Just a reminder: This November 5th is National Bank Transfer Day. Why not transfer to a credit union or a small, local bank committed to community investment instead of a large corporate bank that delights in crashing economies?
Since early 2011, I have been recommending that Death and Taxes readers (and those people whom our readers know) should move their money out of corporate banks like Bank of America, Wells Fargo and JPMorgan Chase. It seems that others have joined in the call to action with the designation of November 5th as National Bank Transfer Day.
Below are five good reasons to put your money in a credit union—paraphrased from my March 25th, 2011 article “5 Reasons to Put Your Money in a Credit Union.”
1. Fuck Convenience
Everyone always talks about convenience when it comes to commerce, and the same goes for personal banking. Well, fuck convenience. Walk, bike or drive a few extra miles to your nearest credit union or small, local bank.
“Convenience” is a corporate subversion and should be recognized as such. Life isn’t convenient. Ultimately, a more convenient banking location will not make your life any easier.
As I wrote in March, “There is nothing convenient about giving one’s money to the unethical, especially when it enables them to execute risky investments, lose it all and come slithering back on their underbellies to beg the middle class for bailouts. Yes, your money is an an enabler of bad behavior.”
2. Your Money Will Not Precipitate Economic Crashes
Credit unions, co-ops and small banks are not “too big to fail.” They are careful in spending their members’ money and use it to invest locally in community efforts.
3. Your Money Will Not Line the Pockets of Fat Cats
Your money does not go to an executive in a Manhattan penthouse and it does not finance a yacht in Saint Martins and pure Colombian cocaine off a Thai hooker’s bottom.
Credit unions “are careful in how they spread risk and will not precipitate economic crashes like that which we experienced in 2008: a crisis of big banks mingling financial tentacles and appendages with corporate insurance firms (see: AIG) and high-flying investors who have zero sympathy for the plebes.
Skeptics will say that transferring money from personal accounts will not truly effect banks because the real money comes from other sources like big investors and foreign capital. Well, riddle me this then, skeptics: Why has Bank of America had to resort to fees programs for more capital? That money is coming from very ordinary personal checking and savings accounts.
Credit unions exist to create a reasonable profit in order to remain solvent, not to enrich executives, boards and investors. Excess earnings, in turn, are used to offer members more affordable loans for housing and businesses, as well as lower fees.
4. You Will Be Part of a Union, With Voting Rights
Credit unions are member-owned and democratic, which means that each member has a vote and is able to run for the credit union’s board. This is a right you absolutely do not have at large, corporate banks.
5. No Financing of Unethical Business
Bank of America in December helped financed the sale of Erik Prince’s mercenary army Blackwater (now Xe), calling it a “growth industry.” Washington Mutual collapsed because of its exposure to predatory sub-prime mortgages and they were not alone in these practices. JPMorgan Chase, of course, took Jefferson, Alabama to the cleaners over predatory lending and derivative swaps for a proposed sewer project, which Rolling Stone’s Matt Taibbi covered in “Looting Main Street.”

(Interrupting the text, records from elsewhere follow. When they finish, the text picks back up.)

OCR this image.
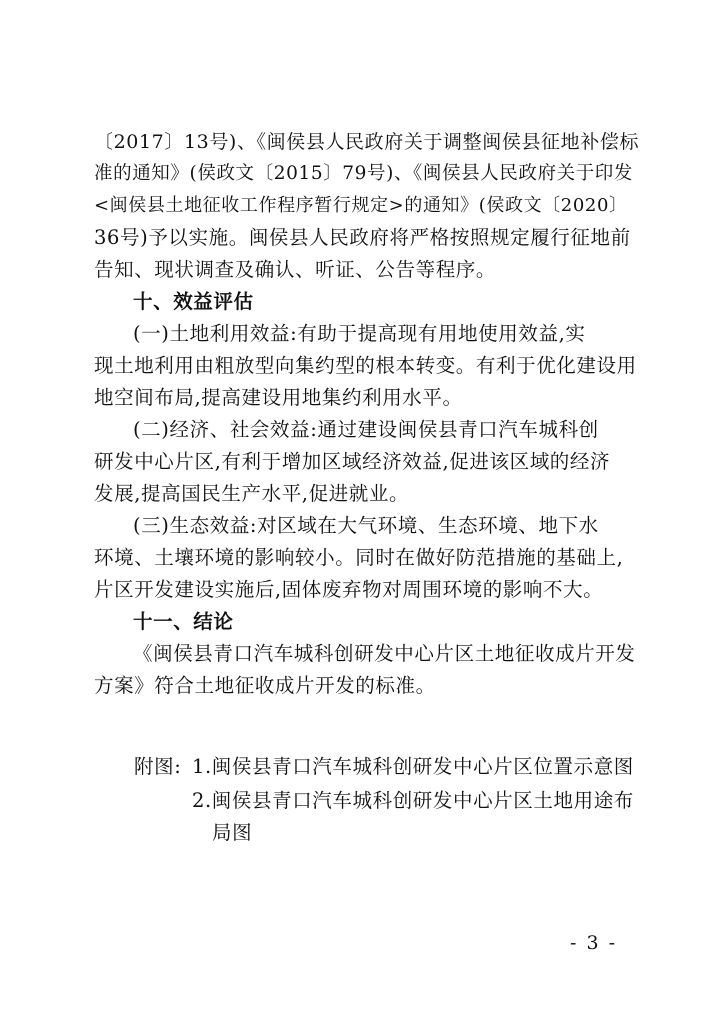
〔2017〕13号)、《闽侯县人民政府关于调整闽侯县征地补偿标
准的通知》(侯政文〔2015〕79号)、《闽侯县人民政府关于印发
<闽侯县土地征收工作程序暂行规定>的通知》(侯政文〔2020〕
36号)予以实施。闽侯县人民政府将严格按照规定履行征地前
告知、现状调查及确认、听证、公告等程序。
十、效益评估
(一)土地利用效益:有助于提高现有用地使用效益,实
现土地利用由粗放型向集约型的根本转变。有利于优化建设用
地空间布局,提高建设用地集约利用水平。
(二)经济、社会效益:通过建设闽侯县青口汽车城科创
研发中心片区,有利于增加区域经济效益,促进该区域的经济
发展,提高国民生产水平,促进就业。
(三)生态效益:对区域在大气环境、生态环境、地下水
环境、土壤环境的影响较小。同时在做好防范措施的基础上,
片区开发建设实施后,固体废弃物对周围环境的影响不大。
十一、结论
《闽侯县青口汽车城科创研发中心片区土地征收成片开发
方案》符合土地征收成片开发的标准。
附图: 1.闽侯县青口汽车城科创研发中心片区位置示意图
2.闽侯县青口汽车城科创研发中心片区土地用途布
局图
- 3 -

Credit unions are far less likely that to take these sort of risks because, quite simply, they are not built to make such gambles.
Remember, remember the 5th of November is National Bank Transfer Day. So go forth and let the big national banks let you know what you think of them. And don’t just wait until November 5th—start today.
Indeed, there is already some indication that banks are backing off their fees programs in the face of popular discontent.